Along the way, the pair encounter mercenaries, deal with the unforgiving wilderness, and see firsthand how disparate and secluded the country is in the late 1800s. In Texas, a cattle baron has taken control of an entire county as a de facto warlord, and even attempts to dictate what Kidd presents as the "news." Slowly, Kidd's relationship with his young charge leads him to confront deep feelings of grief and loss that he's been avoiding for years. Who better than Tom Hanks to channel the complicated, divisive feelings that lingered in the country at large after the Civil War?

3:10 to Yuma

Like "The Power of the Dog," James Mangold's "3:10 to Yuma" is concerned with masculinity. Christian Bale's Dan Evans is a one-legged veteran of the Civil War attempting to lead a quiet life as a rancher. As a wealthy landowner tries to intimidate him into selling his farm, his wife and son begin to resent him for failing to take the law into his own hands. He's a figure who encapsulates the central tension of the lawless West: Order only exists in society because we all tacitly agree that it does. If we act outside the law, it would be chaos. So what is the "right" or "manly" thing to do?
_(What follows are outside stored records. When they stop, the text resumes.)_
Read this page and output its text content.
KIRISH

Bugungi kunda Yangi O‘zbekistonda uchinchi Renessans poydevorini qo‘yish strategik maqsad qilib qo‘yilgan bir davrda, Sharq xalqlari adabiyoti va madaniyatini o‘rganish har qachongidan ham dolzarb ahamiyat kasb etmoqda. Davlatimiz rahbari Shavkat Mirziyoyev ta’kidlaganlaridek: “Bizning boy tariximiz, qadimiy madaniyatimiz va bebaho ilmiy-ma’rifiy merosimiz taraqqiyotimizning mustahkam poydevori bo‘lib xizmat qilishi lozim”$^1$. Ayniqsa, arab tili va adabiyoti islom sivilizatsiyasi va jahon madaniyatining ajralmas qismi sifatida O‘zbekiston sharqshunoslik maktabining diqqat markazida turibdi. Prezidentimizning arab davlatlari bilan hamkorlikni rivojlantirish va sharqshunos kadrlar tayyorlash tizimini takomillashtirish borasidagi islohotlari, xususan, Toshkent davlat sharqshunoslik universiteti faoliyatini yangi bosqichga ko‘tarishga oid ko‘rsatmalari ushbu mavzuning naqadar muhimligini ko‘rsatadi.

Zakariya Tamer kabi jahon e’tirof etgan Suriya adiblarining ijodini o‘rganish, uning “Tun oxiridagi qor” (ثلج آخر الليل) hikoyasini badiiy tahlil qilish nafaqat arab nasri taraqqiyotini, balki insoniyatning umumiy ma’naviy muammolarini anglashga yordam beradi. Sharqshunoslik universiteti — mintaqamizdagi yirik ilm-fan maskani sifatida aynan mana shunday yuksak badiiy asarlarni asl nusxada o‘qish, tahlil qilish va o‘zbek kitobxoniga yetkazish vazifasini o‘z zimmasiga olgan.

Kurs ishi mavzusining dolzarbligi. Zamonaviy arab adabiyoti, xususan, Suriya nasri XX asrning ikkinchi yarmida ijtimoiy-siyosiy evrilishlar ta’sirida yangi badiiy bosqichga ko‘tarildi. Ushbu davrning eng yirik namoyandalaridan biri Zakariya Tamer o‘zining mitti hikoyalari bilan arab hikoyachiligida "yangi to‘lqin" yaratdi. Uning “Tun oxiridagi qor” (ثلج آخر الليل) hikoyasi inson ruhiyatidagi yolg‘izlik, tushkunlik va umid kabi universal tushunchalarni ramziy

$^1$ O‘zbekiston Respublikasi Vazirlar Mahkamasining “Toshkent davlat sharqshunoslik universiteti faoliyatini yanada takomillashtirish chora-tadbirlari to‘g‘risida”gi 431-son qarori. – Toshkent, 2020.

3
Evans sees a chance to prove his mettle when ruthless outlaw Ben Wade (played by a charming Russell Crowe) needs to be taken through the wilderness to catch the prison train mentioned in the title. What follows is the most conventional western-type action of any film on this list, as an impromptu posse has to fend off several dangers to accomplish their goal, their efforts underlined by Evans' existential dilemma. Bale and Crowe deliver fine performances as dueling images of the chaos and order that holds society together by a thread.